North

Environmental review of Nunavut mine stalled by pandemic

The Nunavut Impact Review Board says it won't hold public hearings for an expansion at the Mary River Mine until public health restrictions on travel and large gatherings are lifted.

Pond Inlet hunters say teleconference for Mary River expansion would have infringed upon Inuit rights

A view of Baffinland Iron Mine's camp at Milne Inlet in Nunavut in August 2014. An environmental review of the company's planned phase-two expansion remains on hold as North Baffin communities adapt to the pandemic. (Baffinland)

The Nunavut Impact Review Board says it won't hold public hearings on an expansion at the Mary River Mine until public health restrictions on travel and large gatherings are lifted.

After strong opposition from North Baffin communities, the environmental regulator cancelled a series of eight teleconference meetings for that expansion that were set to start earlier this week.

That expansion, by Baffinland Iron Mines Corporation, looks to see iron ore production at least doubled and a railway built to move that product to port faster. 

Joshua Arreak, mayor Pond Inlet, the community closest to the mine, says the communities are distracted by the pandemic. He said many people would have to call from their homes where there are children and other relatives around. 

"It would be more suitable to meet in person," he said. "Teleconferences and video conferences are not always available. And COVID-19 is really the reason, and this is not over yet." 

Nunavut's first case of COVID-19 was reported in Pond Inlet on Thursday.  

Arreak's message to the impact review board was echoed by all North Baffin communities affected by the Mary River expansion. Those are Clyde River, Arctic Bay, Sanirajak and Igloolik.

Board knows phone meetings 'imperfect,' but it's trying

The cancelled teleconference follows a failed in-person public hearing that adjourned in November of 2019. Communities said then that information about the expansion, and how it would impact waterways and marine life wasn't clear, and didn't match what they'd heard before. 

Baffinland says that since then, it has held meetings directly with the communities, hosted a workshop at the mine site, and started tele-meetings with communities when COVID-19 restrictions came into place. 

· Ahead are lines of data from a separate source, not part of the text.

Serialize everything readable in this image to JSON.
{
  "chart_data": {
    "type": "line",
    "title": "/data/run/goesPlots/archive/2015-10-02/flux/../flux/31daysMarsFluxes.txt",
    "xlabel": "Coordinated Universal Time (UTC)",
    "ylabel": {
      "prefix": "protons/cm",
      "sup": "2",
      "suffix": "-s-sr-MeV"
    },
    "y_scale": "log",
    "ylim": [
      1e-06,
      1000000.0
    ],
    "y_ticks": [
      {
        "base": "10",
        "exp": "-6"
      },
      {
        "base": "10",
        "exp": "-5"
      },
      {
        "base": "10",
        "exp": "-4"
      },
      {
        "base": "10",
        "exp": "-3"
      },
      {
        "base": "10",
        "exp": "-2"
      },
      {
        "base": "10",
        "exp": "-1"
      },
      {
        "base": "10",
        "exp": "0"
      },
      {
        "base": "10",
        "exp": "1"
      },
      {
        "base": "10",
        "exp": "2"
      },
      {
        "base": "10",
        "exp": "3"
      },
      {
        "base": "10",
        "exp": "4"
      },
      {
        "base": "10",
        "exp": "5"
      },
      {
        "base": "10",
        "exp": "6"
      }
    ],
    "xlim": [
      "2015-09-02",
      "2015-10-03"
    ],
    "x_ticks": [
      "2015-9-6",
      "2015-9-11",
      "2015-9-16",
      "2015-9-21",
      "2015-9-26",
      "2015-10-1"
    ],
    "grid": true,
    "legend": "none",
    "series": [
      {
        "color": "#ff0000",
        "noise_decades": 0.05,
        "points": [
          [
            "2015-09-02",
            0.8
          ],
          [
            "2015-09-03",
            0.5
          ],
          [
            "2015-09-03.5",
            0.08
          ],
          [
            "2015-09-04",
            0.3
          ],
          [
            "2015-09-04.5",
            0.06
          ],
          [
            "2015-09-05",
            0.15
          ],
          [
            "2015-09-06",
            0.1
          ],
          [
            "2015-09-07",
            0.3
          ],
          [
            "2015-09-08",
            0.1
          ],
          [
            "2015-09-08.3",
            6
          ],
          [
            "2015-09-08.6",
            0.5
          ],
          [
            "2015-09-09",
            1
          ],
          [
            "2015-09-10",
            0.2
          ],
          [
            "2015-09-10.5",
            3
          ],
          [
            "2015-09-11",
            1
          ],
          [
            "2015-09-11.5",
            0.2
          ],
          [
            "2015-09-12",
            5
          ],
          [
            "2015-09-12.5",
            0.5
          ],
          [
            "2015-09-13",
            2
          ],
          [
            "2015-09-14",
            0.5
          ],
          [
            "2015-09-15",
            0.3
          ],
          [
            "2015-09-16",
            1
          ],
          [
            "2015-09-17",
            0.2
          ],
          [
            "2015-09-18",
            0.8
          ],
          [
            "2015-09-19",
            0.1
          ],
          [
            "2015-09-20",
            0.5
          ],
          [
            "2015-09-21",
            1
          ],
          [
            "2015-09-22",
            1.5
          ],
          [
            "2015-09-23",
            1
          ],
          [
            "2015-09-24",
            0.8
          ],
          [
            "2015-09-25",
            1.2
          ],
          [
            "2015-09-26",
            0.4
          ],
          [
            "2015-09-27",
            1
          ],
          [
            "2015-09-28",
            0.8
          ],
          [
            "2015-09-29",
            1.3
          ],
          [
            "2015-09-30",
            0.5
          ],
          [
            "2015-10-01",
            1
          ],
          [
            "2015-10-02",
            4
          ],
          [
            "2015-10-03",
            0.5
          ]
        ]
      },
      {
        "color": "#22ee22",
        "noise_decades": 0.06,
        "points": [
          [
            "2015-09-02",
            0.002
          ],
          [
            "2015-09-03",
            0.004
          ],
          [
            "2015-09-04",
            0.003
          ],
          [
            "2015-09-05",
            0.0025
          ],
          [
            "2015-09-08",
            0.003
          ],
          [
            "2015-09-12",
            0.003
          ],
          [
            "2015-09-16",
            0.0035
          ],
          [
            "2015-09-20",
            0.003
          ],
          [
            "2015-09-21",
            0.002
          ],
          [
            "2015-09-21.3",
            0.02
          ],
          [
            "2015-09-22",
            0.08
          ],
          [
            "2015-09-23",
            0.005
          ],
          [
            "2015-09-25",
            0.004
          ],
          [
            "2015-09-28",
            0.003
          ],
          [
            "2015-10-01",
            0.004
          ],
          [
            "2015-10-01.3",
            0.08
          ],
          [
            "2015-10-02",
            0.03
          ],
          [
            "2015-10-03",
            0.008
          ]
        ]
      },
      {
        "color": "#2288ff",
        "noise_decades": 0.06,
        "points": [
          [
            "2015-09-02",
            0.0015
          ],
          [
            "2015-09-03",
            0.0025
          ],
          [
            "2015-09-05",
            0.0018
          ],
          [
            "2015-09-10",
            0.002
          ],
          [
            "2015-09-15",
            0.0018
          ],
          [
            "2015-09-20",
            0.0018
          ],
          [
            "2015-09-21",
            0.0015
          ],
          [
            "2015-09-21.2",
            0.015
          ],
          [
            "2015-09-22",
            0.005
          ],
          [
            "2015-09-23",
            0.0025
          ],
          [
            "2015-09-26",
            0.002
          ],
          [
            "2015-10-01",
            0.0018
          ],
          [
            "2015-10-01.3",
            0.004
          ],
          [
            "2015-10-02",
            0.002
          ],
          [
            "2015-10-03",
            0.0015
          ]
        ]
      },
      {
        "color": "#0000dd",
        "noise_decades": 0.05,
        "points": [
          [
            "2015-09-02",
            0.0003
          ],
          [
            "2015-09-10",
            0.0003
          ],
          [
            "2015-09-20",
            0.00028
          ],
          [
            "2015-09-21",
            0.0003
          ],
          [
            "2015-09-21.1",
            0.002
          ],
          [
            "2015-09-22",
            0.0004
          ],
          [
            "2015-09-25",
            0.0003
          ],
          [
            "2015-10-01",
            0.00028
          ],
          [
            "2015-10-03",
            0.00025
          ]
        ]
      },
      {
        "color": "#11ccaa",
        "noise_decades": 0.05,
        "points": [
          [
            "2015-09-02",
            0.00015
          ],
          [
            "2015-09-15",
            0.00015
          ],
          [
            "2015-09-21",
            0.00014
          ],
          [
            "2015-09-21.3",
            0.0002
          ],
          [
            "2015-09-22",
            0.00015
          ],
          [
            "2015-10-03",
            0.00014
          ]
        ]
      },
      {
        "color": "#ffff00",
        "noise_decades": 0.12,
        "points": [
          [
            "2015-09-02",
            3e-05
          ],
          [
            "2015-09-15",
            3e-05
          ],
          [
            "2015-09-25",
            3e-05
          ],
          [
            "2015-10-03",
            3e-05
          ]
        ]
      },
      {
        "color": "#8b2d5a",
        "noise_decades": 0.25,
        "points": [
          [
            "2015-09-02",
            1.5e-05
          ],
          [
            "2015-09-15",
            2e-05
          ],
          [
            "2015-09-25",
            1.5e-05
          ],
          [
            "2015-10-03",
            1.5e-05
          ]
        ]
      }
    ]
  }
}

The board gave notice of the cancelled teleconferences in a letter dated April 24. In the letter, executive director Ryan Barry reminded parties that it is mandated to be an arm's-length body and procedural fairness is what the organization does best. 

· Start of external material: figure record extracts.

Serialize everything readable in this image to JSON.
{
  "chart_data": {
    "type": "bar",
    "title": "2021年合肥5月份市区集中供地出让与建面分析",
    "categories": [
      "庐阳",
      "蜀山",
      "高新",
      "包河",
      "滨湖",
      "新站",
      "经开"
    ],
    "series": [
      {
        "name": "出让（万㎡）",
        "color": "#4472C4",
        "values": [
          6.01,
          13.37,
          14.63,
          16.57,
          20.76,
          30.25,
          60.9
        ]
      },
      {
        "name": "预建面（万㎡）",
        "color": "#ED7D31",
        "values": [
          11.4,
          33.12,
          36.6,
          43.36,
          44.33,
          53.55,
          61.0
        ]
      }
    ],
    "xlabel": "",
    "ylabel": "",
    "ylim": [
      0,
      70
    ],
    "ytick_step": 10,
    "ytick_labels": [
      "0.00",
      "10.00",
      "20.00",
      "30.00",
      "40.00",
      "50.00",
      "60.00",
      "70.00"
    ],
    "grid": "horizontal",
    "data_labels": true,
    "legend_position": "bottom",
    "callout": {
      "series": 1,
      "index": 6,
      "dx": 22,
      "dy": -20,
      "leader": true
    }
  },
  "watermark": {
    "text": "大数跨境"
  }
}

"During these challenging times, imperfect processes and procedures may become the only mechanisms for continuing the NIRB's (Nunavut Impact Review Board's) work," Barry wrote. 

He recognized that hamlets, Inuit organizations and community groups feel they can't meaningfully participate in public hearings right now because of the pandemic, and that many people are on the land, for both cultural reasons and to physically distance. 

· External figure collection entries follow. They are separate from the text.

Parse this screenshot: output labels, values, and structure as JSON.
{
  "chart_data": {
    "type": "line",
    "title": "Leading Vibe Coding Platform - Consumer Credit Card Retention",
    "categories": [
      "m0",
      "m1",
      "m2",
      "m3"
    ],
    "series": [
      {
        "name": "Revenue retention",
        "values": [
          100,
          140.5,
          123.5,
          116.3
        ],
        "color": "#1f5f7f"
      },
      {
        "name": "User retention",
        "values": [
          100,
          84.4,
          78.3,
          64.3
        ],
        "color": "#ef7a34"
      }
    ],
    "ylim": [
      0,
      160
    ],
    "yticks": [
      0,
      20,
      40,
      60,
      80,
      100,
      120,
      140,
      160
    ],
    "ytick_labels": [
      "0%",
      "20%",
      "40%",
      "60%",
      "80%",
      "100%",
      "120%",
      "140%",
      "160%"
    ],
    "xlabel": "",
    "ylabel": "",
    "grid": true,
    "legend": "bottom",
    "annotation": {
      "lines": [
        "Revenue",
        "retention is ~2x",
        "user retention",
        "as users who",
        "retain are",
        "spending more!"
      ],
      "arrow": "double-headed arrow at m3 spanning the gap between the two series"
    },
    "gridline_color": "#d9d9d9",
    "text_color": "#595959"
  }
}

Public meetings with the Nunavut Impact Review Board usually have presentation packages like these in all of Nunavut's official languages. Community groups say Inuktut translations could be lost if meetings for the mine expansion are done over teleconference. (Beth Brown/CBC)

The Nunavut Impact Review Board has previously held teleconference meetings for projects related to the Meadowbank Gold Mine owned by Agnico Eagle Limited, and the Back River Gold Mine owned by Sabina Gold and Silver Corporation. 

Hunters groups says phone meetings breach Inuit rights

A lawyer for the Mittimatalik Hunters and Trappers Association says when it comes to consulting with Inuit, trying isn't good enough. The community group said phone meetings go against its rights under the Nunavut Agreement. 

"The constitution requires consultation to be effective at all times," said Amir Attaran with law firm Ecojustice, and a professor of law at the University of Ottawa. 

"The appropriate thing to do for NIRB was not to try and rush the consultation in a lesser way as by teleconference, but to simply postpone the consultation until such time as NIRB is able to perform its constitutional obligations," he said.

Unable to meet in person with their colleagues, Attaran said Inuit groups won't be able to prepare for hearings, or talk amongst each other about how to respond. 

The Mittimatalik Hunters and Trappers Organization, along with other community harvester groups and municipalities, said translations may be lost or not happen, and that basic infrastructure needed for telework isn't there. 

Megan Lord-Hoyle, vice president of sustainable development for Baffinland Iron Mines Corporation, speaks at a technical hearing in Iqaluit in November that was adjourned. She says the company wants to help communities resolve technical hold-ups that are keeping the environmental assessment from progressing. (Beth Brown/CBC )

Baffinland Iron Mines says it's prepared to make that equipment available, and will reach out to the communities soon to see what their technical challenges are. 

Megan Lord-Hoyle, vice president of sustainable development for the company, says a production increase and related railway are critical to the mine's viability. 

"I believe that there are still ways that all parties can communicate and can continue to hold the important conversations that would have been held in an in-person format," she said.  

For now, the expansion hearings are on hold as the territory adapts to the pandemic.

The impact review board said parties ready to go ahead will have to be patient, despite the "unwelcome delay."